FlashAttention (Dao et al. 2022 + FA2 2023 + FA3 2024)
Reformulates the attention computation to avoid materializing the full attention matrix in slow GPU memory. Tile the computation, keep intermediates in fast SRAM. Massive speedup at long context. FA3 is the H100-optimized version. Effectively all 2024+ inference engines use FlashAttention.
Paged Attention (vLLM, 2023)
Treats the KV cache like virtual memory in an OS: pages are allocated dynamically across sequences instead of pre-allocated worst-case per request. Allows much higher batch utilization. Implemented in vLLM and propagated to most modern inference engines (TGI, TensorRT-LLM, llama.cpp).
Continuous batching
Process multiple requests in the same forward pass, with new requests joining the batch as old ones finish (instead of waiting for a uniform batch). Massively improves GPU utilization on multi-tenant inference servers. The base inference-serving pattern in 2024-2026.
Speculative decoding
Use a small draft model to generate several candidate tokens, then verify them in parallel with the large target model. If the target accepts, you got those tokens at draft-model latency. Standard practice on frontier inference systems. Tokens-per-second gains of 2-3× are typical.
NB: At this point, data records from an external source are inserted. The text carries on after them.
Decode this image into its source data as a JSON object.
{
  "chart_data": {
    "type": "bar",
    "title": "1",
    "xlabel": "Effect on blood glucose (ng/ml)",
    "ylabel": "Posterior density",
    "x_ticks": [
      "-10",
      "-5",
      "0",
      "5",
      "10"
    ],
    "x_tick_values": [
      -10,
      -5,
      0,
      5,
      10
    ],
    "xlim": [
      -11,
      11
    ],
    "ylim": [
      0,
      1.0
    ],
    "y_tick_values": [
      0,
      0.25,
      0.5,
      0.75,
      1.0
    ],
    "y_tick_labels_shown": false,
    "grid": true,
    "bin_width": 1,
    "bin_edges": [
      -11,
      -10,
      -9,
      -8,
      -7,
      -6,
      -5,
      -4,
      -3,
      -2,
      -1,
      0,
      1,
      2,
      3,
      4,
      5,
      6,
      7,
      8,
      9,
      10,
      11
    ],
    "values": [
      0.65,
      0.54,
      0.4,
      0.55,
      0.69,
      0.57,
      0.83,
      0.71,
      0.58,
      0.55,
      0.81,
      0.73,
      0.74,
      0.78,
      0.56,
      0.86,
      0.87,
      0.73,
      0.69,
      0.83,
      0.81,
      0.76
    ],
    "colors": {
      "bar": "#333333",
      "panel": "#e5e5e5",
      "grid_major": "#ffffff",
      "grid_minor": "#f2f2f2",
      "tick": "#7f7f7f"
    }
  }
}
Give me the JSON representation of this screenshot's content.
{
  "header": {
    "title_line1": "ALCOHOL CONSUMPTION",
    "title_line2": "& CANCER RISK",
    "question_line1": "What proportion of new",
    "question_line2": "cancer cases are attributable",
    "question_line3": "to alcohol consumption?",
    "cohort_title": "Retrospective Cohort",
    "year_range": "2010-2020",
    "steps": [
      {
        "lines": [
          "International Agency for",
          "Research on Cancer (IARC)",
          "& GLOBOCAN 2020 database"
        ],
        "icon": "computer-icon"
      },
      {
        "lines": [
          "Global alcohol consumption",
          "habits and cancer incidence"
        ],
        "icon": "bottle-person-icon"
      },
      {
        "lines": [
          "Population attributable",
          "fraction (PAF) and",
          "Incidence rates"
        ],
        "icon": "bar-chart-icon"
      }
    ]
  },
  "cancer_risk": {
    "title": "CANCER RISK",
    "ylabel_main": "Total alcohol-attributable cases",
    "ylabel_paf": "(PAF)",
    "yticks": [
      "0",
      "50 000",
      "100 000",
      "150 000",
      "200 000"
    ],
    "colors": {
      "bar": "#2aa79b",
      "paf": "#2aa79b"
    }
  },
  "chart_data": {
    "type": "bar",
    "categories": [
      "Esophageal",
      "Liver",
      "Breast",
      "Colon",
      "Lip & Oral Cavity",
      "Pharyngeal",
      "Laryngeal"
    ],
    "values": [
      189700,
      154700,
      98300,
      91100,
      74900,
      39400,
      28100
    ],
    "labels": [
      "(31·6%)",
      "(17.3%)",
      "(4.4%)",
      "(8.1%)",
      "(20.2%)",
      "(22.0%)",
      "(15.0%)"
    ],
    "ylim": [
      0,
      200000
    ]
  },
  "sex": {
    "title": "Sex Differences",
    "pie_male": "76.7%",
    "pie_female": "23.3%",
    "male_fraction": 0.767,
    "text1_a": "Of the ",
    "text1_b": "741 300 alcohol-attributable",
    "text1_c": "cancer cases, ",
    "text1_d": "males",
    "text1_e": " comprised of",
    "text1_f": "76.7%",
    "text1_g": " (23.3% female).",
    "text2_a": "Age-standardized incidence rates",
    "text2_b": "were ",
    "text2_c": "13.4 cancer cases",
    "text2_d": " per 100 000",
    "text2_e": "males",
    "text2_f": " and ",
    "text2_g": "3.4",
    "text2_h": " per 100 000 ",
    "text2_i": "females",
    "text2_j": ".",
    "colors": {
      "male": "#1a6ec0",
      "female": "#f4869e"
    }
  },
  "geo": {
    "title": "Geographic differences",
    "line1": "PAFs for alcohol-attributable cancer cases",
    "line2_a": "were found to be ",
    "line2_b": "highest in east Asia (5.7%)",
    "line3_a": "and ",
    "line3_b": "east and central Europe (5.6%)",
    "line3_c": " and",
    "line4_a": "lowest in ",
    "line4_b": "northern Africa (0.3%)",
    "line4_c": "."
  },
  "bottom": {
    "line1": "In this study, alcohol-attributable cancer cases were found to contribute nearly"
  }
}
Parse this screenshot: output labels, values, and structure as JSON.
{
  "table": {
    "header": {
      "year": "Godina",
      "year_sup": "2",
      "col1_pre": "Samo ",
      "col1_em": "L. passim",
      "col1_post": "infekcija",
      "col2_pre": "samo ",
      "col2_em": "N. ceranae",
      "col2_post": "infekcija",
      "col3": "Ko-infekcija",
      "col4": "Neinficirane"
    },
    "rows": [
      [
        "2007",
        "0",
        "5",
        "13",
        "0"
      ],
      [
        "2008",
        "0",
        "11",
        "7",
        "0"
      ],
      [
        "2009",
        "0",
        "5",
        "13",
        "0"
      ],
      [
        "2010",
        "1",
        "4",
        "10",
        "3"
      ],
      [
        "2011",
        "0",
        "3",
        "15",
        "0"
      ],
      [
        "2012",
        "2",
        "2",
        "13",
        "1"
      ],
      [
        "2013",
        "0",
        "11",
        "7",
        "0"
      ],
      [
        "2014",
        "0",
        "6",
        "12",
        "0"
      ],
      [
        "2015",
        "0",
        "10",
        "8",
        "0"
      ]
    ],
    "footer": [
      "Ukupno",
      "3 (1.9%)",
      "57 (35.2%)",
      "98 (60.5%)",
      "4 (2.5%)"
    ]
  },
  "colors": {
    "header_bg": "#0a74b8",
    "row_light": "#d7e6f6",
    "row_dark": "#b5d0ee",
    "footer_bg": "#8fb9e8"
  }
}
Medusa + EAGLE (multi-head speculation)
Variants of speculative decoding where the speculation heads are trained into the same model (no separate draft model required). EAGLE-2/3 (2024) achieves ~3-5× speedup on some workloads. Active research area; production support is uneven.
Prefix caching
If many requests share a common prompt prefix (system prompt, conversation history, RAG corpus), cache the prefill work for that prefix once and reuse it across requests. The OpenAI Batch API and Anthropic prompt-caching feature both expose this. Massive cost reduction on multi-tenant + agentic workloads.
Grouped-Query Attention (GQA)
Reduces the number of attention heads that have separate K and V projections. Llama 2 70B used GQA-8 instead of MHA. Cuts KV cache size by 4-8× with minimal quality loss. Standard in 2023+ frontier models.
MQA → GQA → MLA progression
Multi-Query Attention (one KV head) was the aggressive original. Grouped-Query Attention is the compromise. Multi-head Latent Attention (MLA, DeepSeek 2024) compresses KV via low-rank factorization for further savings. Each step traded modest quality for major KV-cache savings.